向こうも立海のテニスウェアを着ている…が、それより桜乃を驚かせたのは、
(うわぁっ! も、物凄く速いっ!!)
俊足に驚いている内に、向こうはあっという間に自分達の座っている椅子まで辿り着くと、ぐいっと丸井の襟首を掴み上げた。
「何やってんだ! もうすぐ試合だぞ、早く戻れっ!」
「けっ、なーに偉そうにぃ、どーせ俺なんか餓死したらいいって思ってるくせによぃ」
宙に吊り下げられながらも、丸井はまだ手にした箱からスナックを口に放り込んでいる。
殆どやけ食い状態の相棒に、ジャッカルははぁ、と深くため息をついた。
「どうやったらそういう思考に辿り着くんだ…ん? 何だお前、その菓子の山は」
「やんねーよぃ」
「要らん…んん?」
よく見ると、丸井の隣に座っている一人の女子が…
「…アンタは?」
「あ、あの…青学の応援に来た者ですけど…」
「もしかして、この菓子って、アンタのか?」
「はぁ…そうです」
頷いた相手に、ジャッカルは済まなそうに頭を下げて詫びた。
「す、すまんな、ウチの相棒が迷惑を掛けた。どうせ物欲しそうな目で見てねだってたんだろう? コイツ」
「いえその…まぁ…私一人では食べられませんでしたから、いいんです」
素直に『そうです』とも言いづらい質問だったので、上手く言葉を誤魔化した桜乃は、二人を交互に見つめてにこりと笑った。

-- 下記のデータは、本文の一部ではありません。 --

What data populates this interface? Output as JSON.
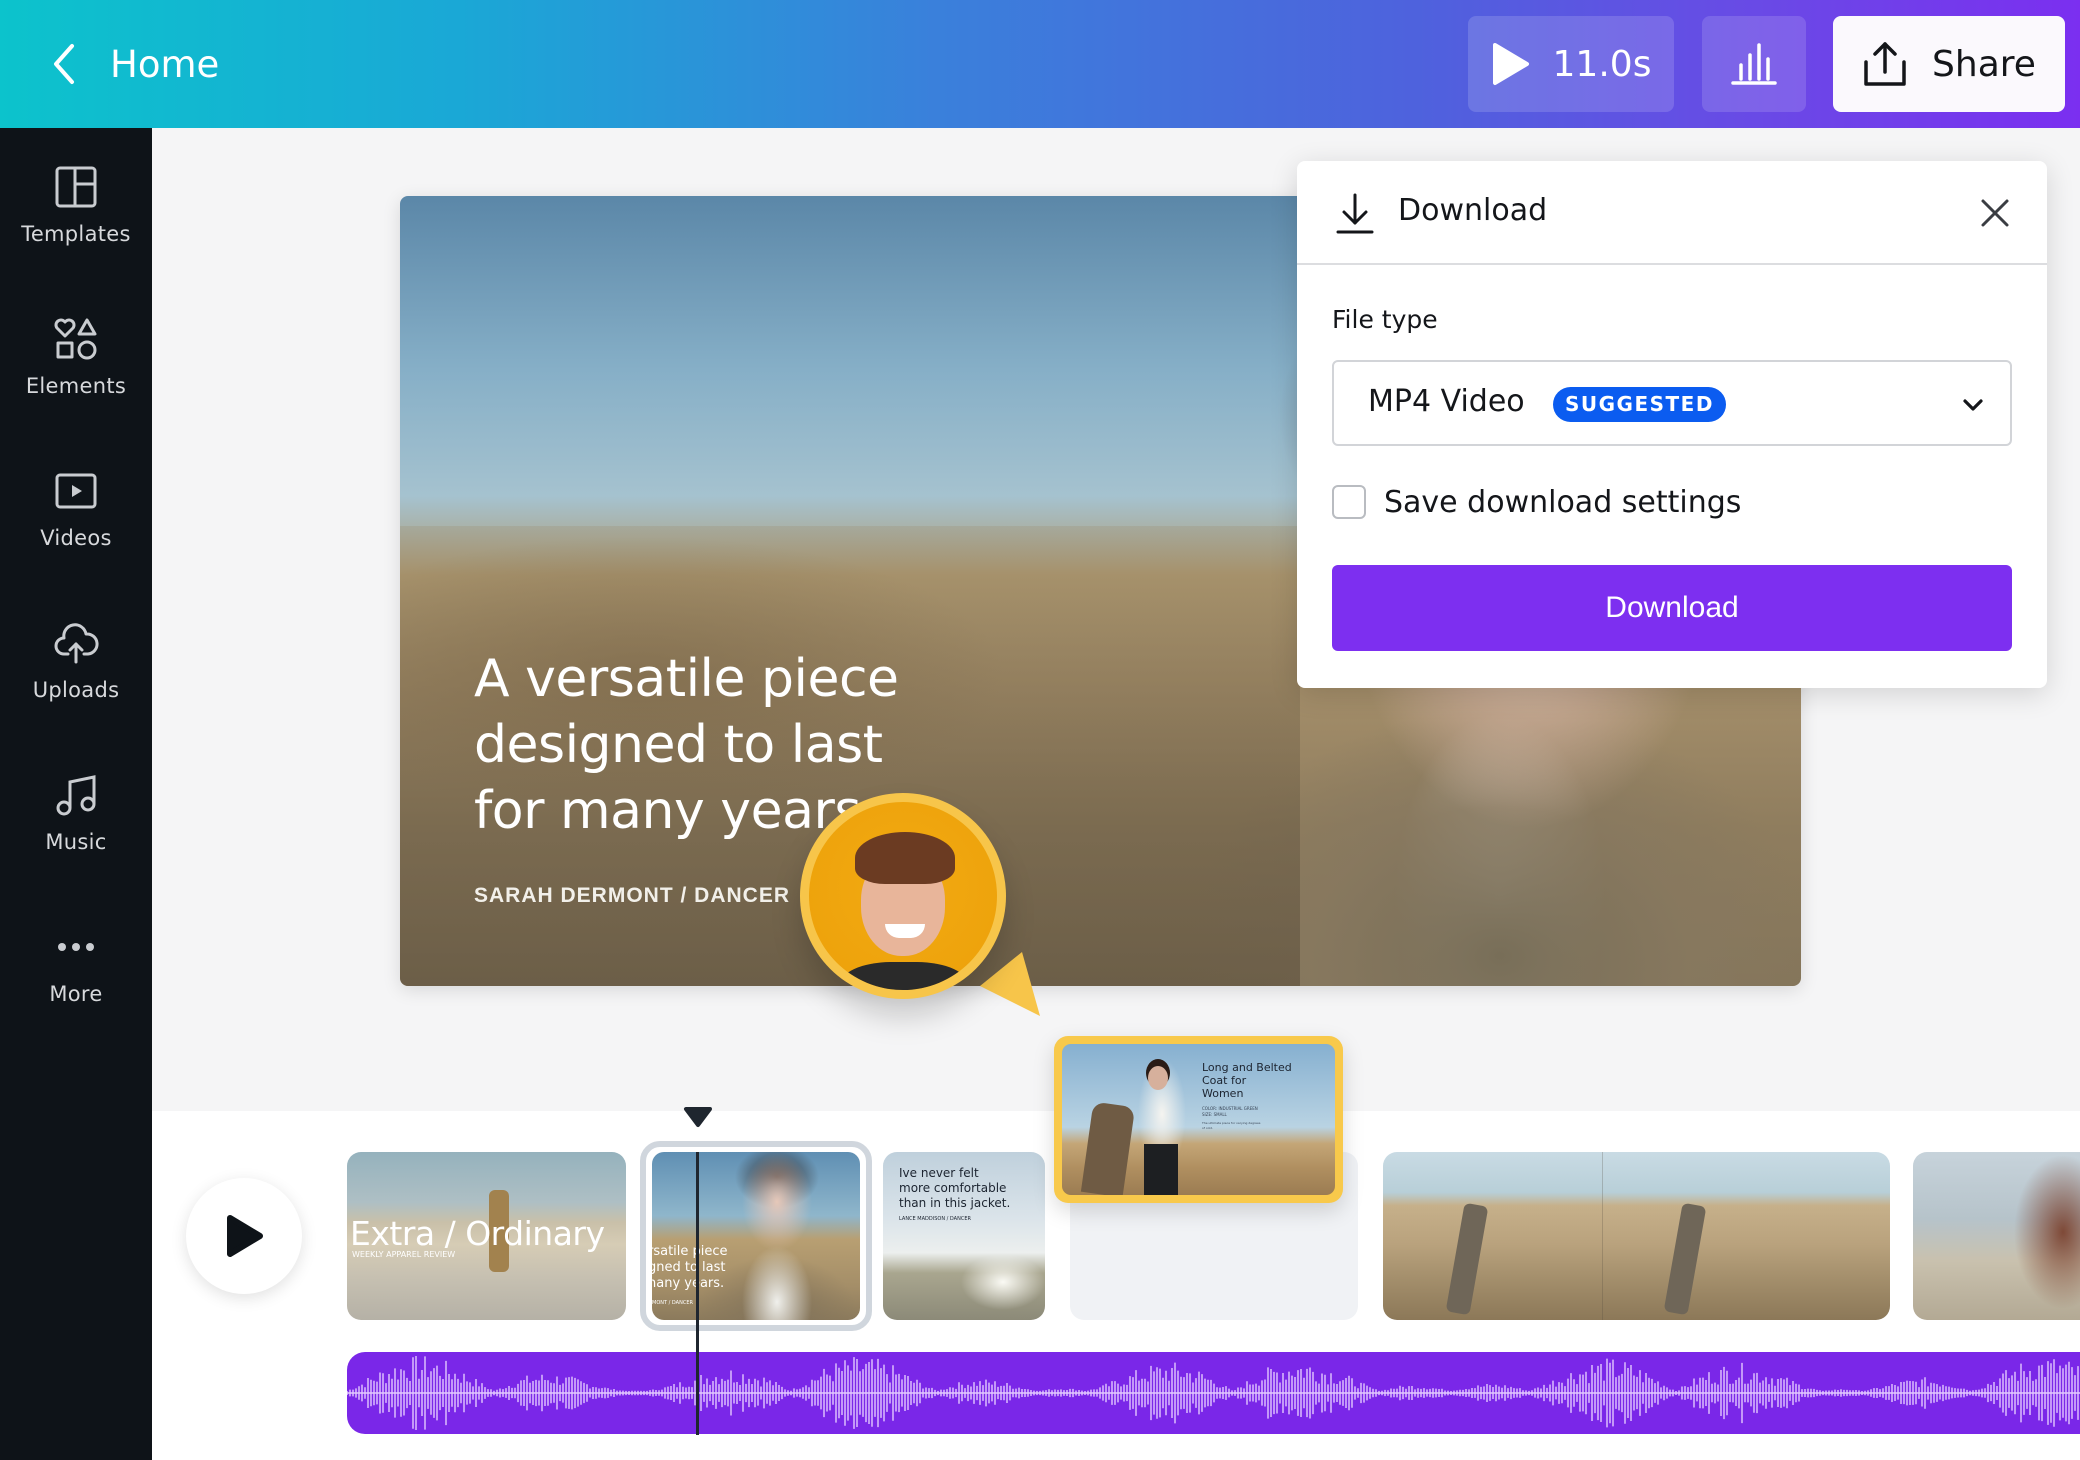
{
  "header": {
    "back_label": "Home",
    "play_duration": "11.0s",
    "share_label": "Share",
    "icons": {
      "back": "chevron-left-icon",
      "play": "play-icon",
      "stats": "bar-chart-icon",
      "share": "share-upload-icon"
    }
  },
  "sidebar": {
    "items": [
      {
        "label": "Templates",
        "icon": "templates-icon"
      },
      {
        "label": "Elements",
        "icon": "elements-icon"
      },
      {
        "label": "Videos",
        "icon": "video-icon"
      },
      {
        "label": "Uploads",
        "icon": "cloud-upload-icon"
      },
      {
        "label": "Music",
        "icon": "music-note-icon"
      },
      {
        "label": "More",
        "icon": "more-dots-icon"
      }
    ]
  },
  "canvas": {
    "title_lines": [
      "A versatile piece",
      "designed to last",
      "for many years."
    ],
    "byline": "SARAH DERMONT / DANCER"
  },
  "download_panel": {
    "title": "Download",
    "file_type_label": "File type",
    "file_type_value": "MP4 Video",
    "badge": "SUGGESTED",
    "save_settings_label": "Save download settings",
    "save_settings_checked": false,
    "button_label": "Download",
    "colors": {
      "button": "#7d2ff0",
      "badge": "#0b5cf0"
    }
  },
  "timeline": {
    "thumbs": [
      {
        "title": "Extra / Ordinary",
        "subtitle": "WEEKLY APPAREL REVIEW"
      },
      {
        "title_lines": [
          "rsatile piece",
          "gned to last",
          "nany years."
        ],
        "subtitle": "MONT / DANCER",
        "selected": true
      },
      {
        "title_lines": [
          "Ive never felt",
          "more comfortable",
          "than in this jacket."
        ],
        "subtitle": "LANCE MADDISON / DANCER"
      },
      {
        "empty": true
      },
      {
        "description": "desert dunes clip"
      },
      {
        "description": "portrait clip"
      }
    ],
    "dragging_thumb": {
      "title_lines": [
        "Long and Belted",
        "Coat for",
        "Women"
      ],
      "details": [
        "COLOR: INDUSTRIAL GREEN",
        "SIZE: SMALL"
      ],
      "note": "The ultimate piece for varying degrees of cold."
    },
    "audio_track": {
      "color": "#7a27e8",
      "wave_color": "#e3c9ff"
    }
  }
}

「…相棒という事は…ダブルスのパートナーさんですか」
「ああ…ったく、今から試合だってのに、何処で油を売ってるかと思えば…」
「もーお前なんかパートナーでも何でもねぃ。今日は幸村の為にプレーはするけど、オメーのコトなんか気に掛けてやんねー」
相変わらず丸井は拗ねてお菓子をぱくつくばかり。
「お前なぁ…」
そんな事を断らなくたって、普段から気に掛けてもらっている覚えはないぞ…?
「えっ!?」
ジャッカルの発言を聞き、桜乃がぎょっとした表情を浮かべて、再度二人を見た。
「あのっ…ま、さか、立海の…レギュラーの方、なんですか!?」
「ん、ああ…ダブルス1のな。俺はジャッカル桑原」
「丸井ブン太だよぃ」
二人の自己紹介を聞き、暫く呆然としていた桜乃は、いきなりがばっと深く頭を下げた。
「すっ、すみませんっ!! 私、そんな事知らなくてっ…ど、どうしよう…!?」
「…へ?」
桜乃は辺りに散乱する空の菓子袋を見渡し、事態の重大さを今更ながらに自覚した。
「私…知らなくて…あんなに一杯お菓子あげちゃった…もし丸井さんが試合して、沢山動いてお腹の調子悪くなっちゃったら…私の所為です…!」
「は…あ? いや、その…」
「大事な試合なのに…どうしたら…」
青学側でありながら、本気で丸井の体調を心配しているらしい少女が青い顔をしながら詫びると、ジャッカルと丸井はぶんぶんぶんと激しく首を横に振った。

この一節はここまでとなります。